POLITIQUE - ASSEMBLÉE NATIONALE : DISSOLUTION DU CESE ET HCCT REJETÉE PAR L’OPPOSITION
Le Sénégal traverse actuellement une période d’incertitudes politiques suite au rejet par l'Assemblée nationale d'un projet de loi porté par le président Bassirou Diomaye Faye. Ce texte visait à dissoudre deux institutions consultatives, le Conseil économique, social et environnemental (CESE) et le Haut conseil des collectivités territoriales (HCCT), considérées comme « budgétivores » et non essentielles par l’actuel exécutif. Ce rejet met en lumière les tensions entre l’exécutif et une majorité parlementaire d’opposition, soulevant des questions sur l’avenir politique du pays et les réformes institutionnelles en cours. C’est la raison principale pour laquelle, le Président de la République du Sénégal a transmis une note au Président de l’Assemblée Nationale portant convocation des députés en session extraordinaire. Une fenêtre ouverte pour supprimer ces institutions jugées budgétivores à tout point de vue.
Un rejet significatif : Les conséquences immédiates
Le vote, qui a vu 83 députés contre 80 refuser la dissolution des deux organes, a immédiatement suscité une réaction de la présidence. Le président Faye, par la voix de son porte-parole, a dénoncé une déconnexion entre les représentants du peuple et les aspirations populaires exprimées lors de l'élection présidentielle de mars 2024. Cette situation délicate pourrait pousser le président à dissoudre l'Assemblée nationale, ouvrant la voie à des élections législatives anticipées, une décision qui pourrait profondément restructurer le paysage politique sénégalais. Une dissolution qui peut-être actée ce 12 septembre prochain date des deux ans de législature.
La justification de la suppression : une nécessité économique?

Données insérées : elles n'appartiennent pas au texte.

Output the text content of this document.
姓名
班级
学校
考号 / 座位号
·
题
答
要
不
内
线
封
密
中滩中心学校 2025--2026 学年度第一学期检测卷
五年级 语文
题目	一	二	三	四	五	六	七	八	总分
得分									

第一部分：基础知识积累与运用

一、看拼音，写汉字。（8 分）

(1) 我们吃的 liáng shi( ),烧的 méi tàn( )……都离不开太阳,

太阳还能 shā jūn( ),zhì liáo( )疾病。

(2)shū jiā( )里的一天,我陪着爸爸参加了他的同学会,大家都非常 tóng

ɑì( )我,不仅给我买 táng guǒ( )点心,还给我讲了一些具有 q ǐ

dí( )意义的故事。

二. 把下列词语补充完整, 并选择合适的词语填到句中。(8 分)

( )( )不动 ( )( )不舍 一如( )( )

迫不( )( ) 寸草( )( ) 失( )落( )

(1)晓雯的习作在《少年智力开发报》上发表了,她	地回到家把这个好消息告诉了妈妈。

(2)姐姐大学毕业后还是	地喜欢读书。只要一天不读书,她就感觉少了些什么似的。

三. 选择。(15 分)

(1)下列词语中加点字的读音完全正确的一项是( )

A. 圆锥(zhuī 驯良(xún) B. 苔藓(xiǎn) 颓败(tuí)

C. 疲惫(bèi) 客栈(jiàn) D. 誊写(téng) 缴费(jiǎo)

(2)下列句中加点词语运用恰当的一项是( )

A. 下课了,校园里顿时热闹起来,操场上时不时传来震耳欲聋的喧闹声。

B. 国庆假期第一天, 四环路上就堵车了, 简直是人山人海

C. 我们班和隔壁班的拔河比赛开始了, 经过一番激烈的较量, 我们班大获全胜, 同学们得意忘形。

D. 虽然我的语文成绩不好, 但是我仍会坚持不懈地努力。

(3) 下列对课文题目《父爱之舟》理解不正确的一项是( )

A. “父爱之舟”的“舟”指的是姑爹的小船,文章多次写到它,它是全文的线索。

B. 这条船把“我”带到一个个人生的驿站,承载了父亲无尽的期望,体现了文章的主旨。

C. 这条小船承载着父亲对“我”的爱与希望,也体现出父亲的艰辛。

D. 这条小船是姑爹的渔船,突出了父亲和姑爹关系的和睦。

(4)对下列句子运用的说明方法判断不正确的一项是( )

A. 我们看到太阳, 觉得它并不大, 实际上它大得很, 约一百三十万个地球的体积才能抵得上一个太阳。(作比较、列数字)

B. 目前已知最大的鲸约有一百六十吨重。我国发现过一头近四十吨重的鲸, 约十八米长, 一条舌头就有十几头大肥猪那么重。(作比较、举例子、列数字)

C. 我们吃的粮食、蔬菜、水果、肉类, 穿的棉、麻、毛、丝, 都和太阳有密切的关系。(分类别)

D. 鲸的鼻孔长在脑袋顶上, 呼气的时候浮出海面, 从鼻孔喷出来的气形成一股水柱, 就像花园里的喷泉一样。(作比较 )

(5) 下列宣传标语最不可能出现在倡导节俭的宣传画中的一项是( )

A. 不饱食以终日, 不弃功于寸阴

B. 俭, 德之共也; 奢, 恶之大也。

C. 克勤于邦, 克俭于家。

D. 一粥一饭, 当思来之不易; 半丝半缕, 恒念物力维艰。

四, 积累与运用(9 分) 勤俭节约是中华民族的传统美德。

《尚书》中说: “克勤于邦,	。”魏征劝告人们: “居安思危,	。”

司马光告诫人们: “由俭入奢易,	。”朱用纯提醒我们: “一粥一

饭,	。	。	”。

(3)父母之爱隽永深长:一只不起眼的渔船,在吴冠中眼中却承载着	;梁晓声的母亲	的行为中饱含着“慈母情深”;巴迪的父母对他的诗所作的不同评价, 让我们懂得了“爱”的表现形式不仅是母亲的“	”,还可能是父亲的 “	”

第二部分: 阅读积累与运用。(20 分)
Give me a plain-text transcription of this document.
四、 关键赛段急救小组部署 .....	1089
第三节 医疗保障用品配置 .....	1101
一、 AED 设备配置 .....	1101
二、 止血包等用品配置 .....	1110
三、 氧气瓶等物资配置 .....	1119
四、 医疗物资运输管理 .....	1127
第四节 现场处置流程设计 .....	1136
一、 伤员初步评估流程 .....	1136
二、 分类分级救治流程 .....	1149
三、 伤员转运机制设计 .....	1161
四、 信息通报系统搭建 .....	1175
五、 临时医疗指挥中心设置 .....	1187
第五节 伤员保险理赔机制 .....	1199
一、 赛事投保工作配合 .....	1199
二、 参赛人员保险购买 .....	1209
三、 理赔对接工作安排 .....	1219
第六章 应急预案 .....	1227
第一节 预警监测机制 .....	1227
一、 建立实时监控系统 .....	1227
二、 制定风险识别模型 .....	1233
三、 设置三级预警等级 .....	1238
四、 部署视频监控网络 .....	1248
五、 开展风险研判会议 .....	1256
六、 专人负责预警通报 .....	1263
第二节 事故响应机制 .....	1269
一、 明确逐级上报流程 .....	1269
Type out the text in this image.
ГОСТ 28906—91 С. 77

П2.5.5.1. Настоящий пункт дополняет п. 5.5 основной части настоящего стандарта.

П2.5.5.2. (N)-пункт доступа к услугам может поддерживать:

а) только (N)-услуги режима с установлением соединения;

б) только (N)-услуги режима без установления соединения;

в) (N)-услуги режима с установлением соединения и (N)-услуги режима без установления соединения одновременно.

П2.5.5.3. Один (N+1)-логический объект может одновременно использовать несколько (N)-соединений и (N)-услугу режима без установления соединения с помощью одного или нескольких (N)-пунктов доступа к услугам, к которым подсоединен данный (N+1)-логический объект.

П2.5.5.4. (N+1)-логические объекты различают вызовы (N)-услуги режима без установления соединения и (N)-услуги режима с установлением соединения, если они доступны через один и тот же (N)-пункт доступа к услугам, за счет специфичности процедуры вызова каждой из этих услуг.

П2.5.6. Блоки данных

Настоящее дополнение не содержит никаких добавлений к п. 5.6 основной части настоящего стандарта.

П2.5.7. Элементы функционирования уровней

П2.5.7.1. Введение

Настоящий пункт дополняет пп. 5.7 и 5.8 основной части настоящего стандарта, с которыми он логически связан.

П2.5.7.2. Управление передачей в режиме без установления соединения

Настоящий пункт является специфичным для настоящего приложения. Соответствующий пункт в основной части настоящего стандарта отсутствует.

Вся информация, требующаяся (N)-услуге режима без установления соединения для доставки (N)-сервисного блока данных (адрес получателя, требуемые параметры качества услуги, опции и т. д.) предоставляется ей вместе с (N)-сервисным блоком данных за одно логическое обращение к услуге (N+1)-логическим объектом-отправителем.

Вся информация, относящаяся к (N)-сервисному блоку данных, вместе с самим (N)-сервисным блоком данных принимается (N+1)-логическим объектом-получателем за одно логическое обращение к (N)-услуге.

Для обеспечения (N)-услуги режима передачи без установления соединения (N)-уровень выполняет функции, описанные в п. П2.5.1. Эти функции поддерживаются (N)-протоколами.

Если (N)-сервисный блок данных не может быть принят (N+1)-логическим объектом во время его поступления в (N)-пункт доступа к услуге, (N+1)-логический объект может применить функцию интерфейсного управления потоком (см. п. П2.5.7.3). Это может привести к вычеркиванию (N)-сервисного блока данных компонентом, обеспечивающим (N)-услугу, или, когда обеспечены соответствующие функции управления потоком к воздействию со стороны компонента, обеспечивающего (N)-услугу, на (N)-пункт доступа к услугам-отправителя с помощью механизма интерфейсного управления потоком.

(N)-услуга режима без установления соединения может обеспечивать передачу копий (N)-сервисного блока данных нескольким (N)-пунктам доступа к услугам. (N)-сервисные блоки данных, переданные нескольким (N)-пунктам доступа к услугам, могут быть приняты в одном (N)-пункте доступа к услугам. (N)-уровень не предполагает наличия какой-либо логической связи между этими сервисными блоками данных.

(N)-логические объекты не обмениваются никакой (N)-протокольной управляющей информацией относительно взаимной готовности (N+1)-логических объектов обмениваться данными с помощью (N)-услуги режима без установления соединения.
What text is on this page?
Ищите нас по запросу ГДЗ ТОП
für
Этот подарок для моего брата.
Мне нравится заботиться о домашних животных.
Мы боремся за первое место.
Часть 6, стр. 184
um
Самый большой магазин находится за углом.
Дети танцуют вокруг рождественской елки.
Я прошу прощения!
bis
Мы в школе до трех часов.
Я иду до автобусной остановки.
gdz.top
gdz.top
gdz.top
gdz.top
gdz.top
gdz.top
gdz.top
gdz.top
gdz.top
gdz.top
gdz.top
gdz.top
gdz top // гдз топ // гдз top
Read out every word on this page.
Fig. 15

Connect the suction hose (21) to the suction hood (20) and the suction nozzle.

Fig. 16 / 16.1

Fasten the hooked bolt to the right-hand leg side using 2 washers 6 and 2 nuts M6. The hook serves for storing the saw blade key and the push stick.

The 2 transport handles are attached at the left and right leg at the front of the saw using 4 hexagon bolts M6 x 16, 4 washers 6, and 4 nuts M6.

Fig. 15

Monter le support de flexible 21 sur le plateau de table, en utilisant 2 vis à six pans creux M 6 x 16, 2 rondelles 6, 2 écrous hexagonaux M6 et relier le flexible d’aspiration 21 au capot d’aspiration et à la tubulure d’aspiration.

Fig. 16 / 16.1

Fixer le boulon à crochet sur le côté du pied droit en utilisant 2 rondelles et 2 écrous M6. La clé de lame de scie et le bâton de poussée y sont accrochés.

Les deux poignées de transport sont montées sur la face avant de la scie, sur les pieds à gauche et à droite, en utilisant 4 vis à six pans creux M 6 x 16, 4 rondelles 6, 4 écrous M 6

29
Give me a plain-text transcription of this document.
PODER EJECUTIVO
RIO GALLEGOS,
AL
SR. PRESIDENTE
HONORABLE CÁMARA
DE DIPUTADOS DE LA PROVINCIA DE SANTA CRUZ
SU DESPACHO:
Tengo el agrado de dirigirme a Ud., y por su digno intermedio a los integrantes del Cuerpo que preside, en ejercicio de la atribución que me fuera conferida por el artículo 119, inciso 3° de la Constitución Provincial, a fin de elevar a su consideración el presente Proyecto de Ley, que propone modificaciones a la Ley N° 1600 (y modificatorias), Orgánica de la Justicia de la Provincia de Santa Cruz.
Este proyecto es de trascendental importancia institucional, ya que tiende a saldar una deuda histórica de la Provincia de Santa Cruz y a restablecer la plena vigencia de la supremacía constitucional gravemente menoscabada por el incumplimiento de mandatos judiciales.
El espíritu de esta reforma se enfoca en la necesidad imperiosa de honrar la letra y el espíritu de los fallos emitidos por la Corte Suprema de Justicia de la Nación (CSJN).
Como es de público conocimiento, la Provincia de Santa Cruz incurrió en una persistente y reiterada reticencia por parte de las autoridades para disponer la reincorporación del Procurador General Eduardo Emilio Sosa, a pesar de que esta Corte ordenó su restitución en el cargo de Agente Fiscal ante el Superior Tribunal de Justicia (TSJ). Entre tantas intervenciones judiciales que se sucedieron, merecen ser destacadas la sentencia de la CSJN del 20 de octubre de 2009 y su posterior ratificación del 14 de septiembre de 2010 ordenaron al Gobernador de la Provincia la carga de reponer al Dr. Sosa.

L’argument central de l’exécutif pour la suppression du CESE et du HCCT repose sur la rationalisation des dépenses publiques. Ces deux institutions, cumulant un budget de près de 15 milliards de francs CFA, sont perçues par le gouvernement comme un fardeau financier inutile et les dissoudre permettrait à l’Etat sénégalais de rationaliser les dépenses publiques d’après le communiqué officiel de la Présidence de la République du Sénégal. Cette initiative s'inscrit dans une stratégie plus large de transformation de la gouvernance publique, un engagement phare du programme électoral de la coalition au pouvoir. Cependant, la suppression de telles institutions consultatives n'est pas sans risque, notamment en termes de gouvernance démocratique et de décentralisation, des éléments importants dans le contexte politique sénégalais actuel.
Les risques et défis d'une Réforme Constitutionnelle
La suppression des institutions consultatives comme le CESE et le HCCT pourrait entraîner des défis juridiques et politiques majeurs. D'un point de vue constitutionnel, la modification des organes établis nécessite une majorité qualifiée, ce que l'exécutif semble ne pas avoir à l'heure actuelle. De plus, l'opposition, largement représentée à l'Assemblée nationale, pourrait utiliser cette situation pour contester davantage la légitimité de l'exécutif, ce qui pourrait exacerber les tensions politiques et sociales dans le pays. Ainsi, une dissolution de la 14 ème législature se présage dans les prochains jours et l’organisation de nouvelles élections législatives à l’horizon, ce pour permettre au régime du Président Bassirou Diomaye Faye de conforter une majorité parlementaire afin de mener à bien le « Projet ». Cela passe inévitablement par des élections législatives remportées haut la main.
Perspectives d’avenir : Dissolution ou Référendum?
Face à cette impasse, plusieurs scénarios sont envisagés. La dissolution de l'Assemblée nationale, bien que constitutionnellement possible, pourrait provoquer une crise politique si elle est perçue comme un acte de défiance envers le corps législatif. Alternativement, un référendum pourrait permettre au président Faye de contourner l'Assemblée, en s’appuyant directement sur la volonté populaire. Cette option, toutefois, comporte des risques en cas de faible participation ou de rejet massif par les électeurs, ce qui pourrait affaiblir encore davantage la position du gouvernement.
Une transition politique sous haute tension
Le rejet du projet de loi de révision constitutionnelle au Sénégal marque un tournant dans la dynamique politique du pays. Le gouvernement de Bassirou Diomaye Faye se trouve à un carrefour, où chaque décision pourrait avoir des conséquences durables sur l’avenir institutionnel du Sénégal. Alors que le pays est traditionnellement perçu comme une démocratie stable en Afrique de l'Ouest, les tensions actuelles mettent à l'épreuve cette réputation, laissant entrevoir une période d'incertitudes et de transformations potentiellement profondes pour la République.